AMSS at the International Urban Traffic Safety Conference

Published by Liane Langlois on

ConferenceWith a last minute cancellation from a speaker, the City of Edmonton asked if we would be able to come present our story and our campaign at their International Urban Traffic Safety Conference.  We were incredibly honoured to be asked given we are a brand new society.  This showed us the commitment from the City to partner with us and the respect they have for our messaging.

President Liane Langlois and Vice-President Marty Forbes then prepared the layout of how to tell these traffic safety experts about this new initiative.  We felt this would be a great time and an even better test audience to preview a couple of our PSAs.
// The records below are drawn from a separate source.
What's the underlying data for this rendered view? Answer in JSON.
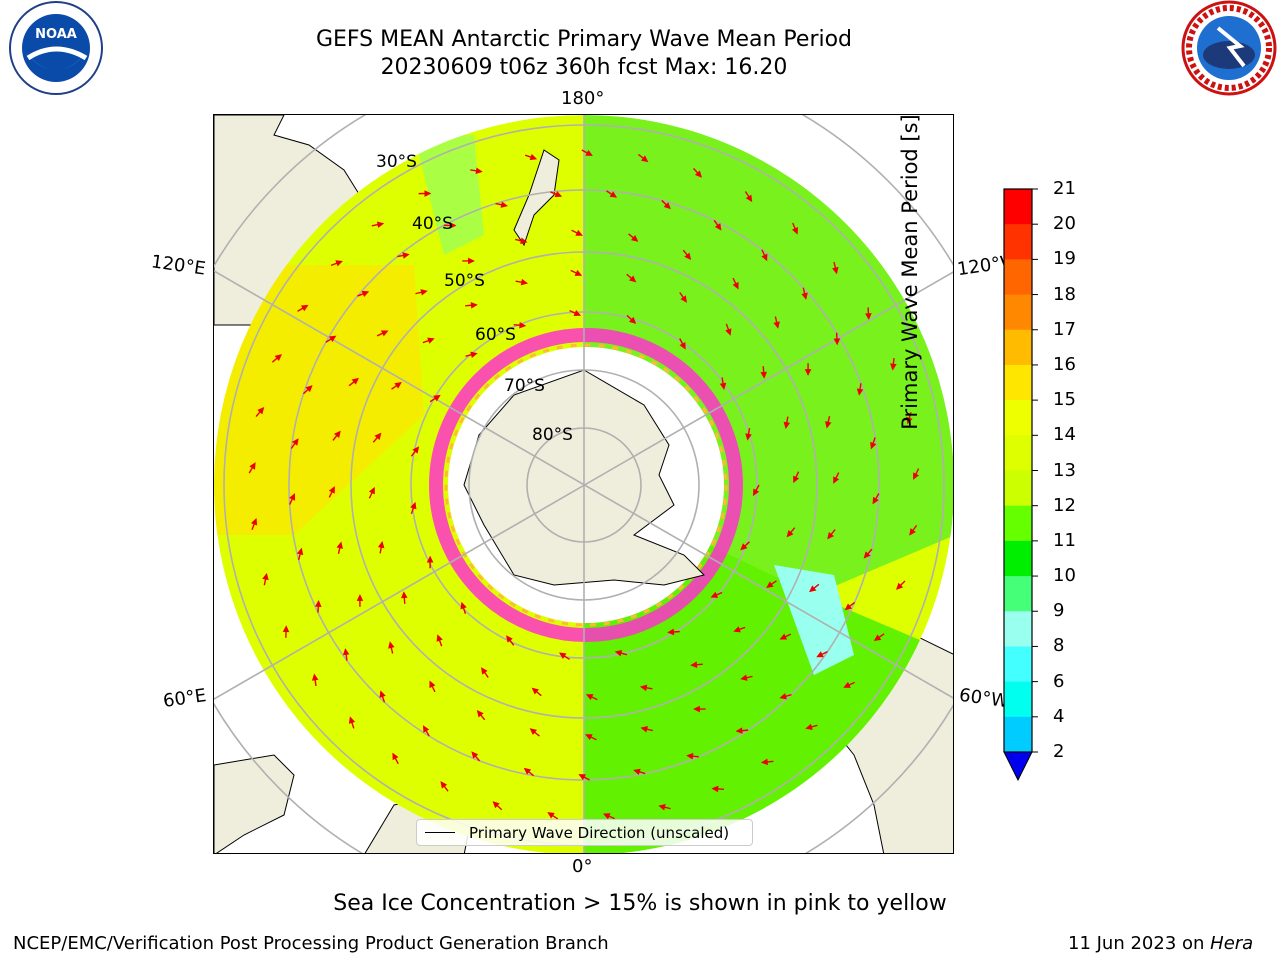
{
  "header": {
    "title_line1": "GEFS MEAN Antarctic Primary Wave Mean Period",
    "title_line2": "20230609 t06z 360h fcst   Max: 16.20"
  },
  "logos": {
    "left": "noaa-logo",
    "right": "national-weather-service-logo",
    "left_text": "NOAA"
  },
  "map": {
    "projection": "south-polar-stereographic",
    "longitude_labels": {
      "top": "180°",
      "bottom": "0°",
      "left_upper": "120°E",
      "left_lower": "60°E",
      "right_upper": "120°W",
      "right_lower": "60°W"
    },
    "latitude_labels": [
      "30°S",
      "40°S",
      "50°S",
      "60°S",
      "70°S",
      "80°S"
    ],
    "legend": "Primary Wave Direction (unscaled)",
    "colors": {
      "land": "#efeddc",
      "ice_free_ocean_low": "#ccff00",
      "mid": "#55ee00",
      "sea_ice": "#ff33cc",
      "arrows": "#ee0000"
    }
  },
  "colorbar": {
    "label": "Primary Wave Mean Period [s]",
    "ticks": [
      "21",
      "20",
      "19",
      "18",
      "17",
      "16",
      "15",
      "14",
      "13",
      "12",
      "11",
      "10",
      "9",
      "8",
      "6",
      "4",
      "2"
    ],
    "colors": [
      "#ff0000",
      "#ff3300",
      "#ff6600",
      "#ff8800",
      "#ffbb00",
      "#ffe600",
      "#eeff00",
      "#ddff00",
      "#ccff00",
      "#66ff00",
      "#00ee00",
      "#44ff77",
      "#99ffee",
      "#44ffff",
      "#00ffee",
      "#00ccff",
      "#0077ff",
      "#0000ee"
    ]
  },
  "notes": {
    "sea_ice": "Sea Ice Concentration > 15% is shown in pink to yellow"
  },
  "footer": {
    "left": "NCEP/EMC/Verification Post Processing Product Generation Branch",
    "date": "11 Jun 2023 on ",
    "machine": "Hera"
  }
}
On April 27, we had roughly 40 people attend our session.  We first asked how many people rode motorcycles and we were pleased to see more than half the room raised their hand.  This meant we knew we were speaking to like minded people who could provide us with some fantastic feedback.

We opened up with the Left Turn commercial.  We confirmed some statistics regarding the bad left turn accident and that this is the most pressing issue facing the motorcycle community today.  We then dove into the history and the lack of any sort of awareness or safety in the Province of Alberta, until Vision Zero from the City of Edmonton.  This was the reason why an organization like the AMSS was desperately needed.

After we spoke about how we came to be, we talked a lot about the support we have received from all forms of media, dealers and the City.  By going through each faction of support, we were able to show what each of these groups are doing to get behind us.  We played for the audience an example of a personalised PSA created by K97's Todd James who was a victim of a bad left turn last summer in Yorkton, Saskatchewan.

We went into more details about why we started with Left Turn.  We acknowledged the many issues that we face with both riders and drivers but again, this accident is what is most common and affects us most.  We then explained the We Are campaign and how if people saw us as people and not the small few "problem children", maybe they would care more to watch for us.  We finished off by showing one of the We Are commercials that includes the every day person and tagged by one of our media personalities.

The discussion with the entire group after in a Q&A session brought up some great points, undeniable support for our campaign and a lot of thank yous.  We found that about 2/3 of our group were law enforcement with a unique perspective on this.  They were highly impressed with our approach, especially the We Are were we humanized people and wanted to get involved whether it was on a professional or a personal level.

The end result - more connections made and we opened some doors to new partnerships and experts to help grow our messaging on the many different levels.  In our books, that is a success!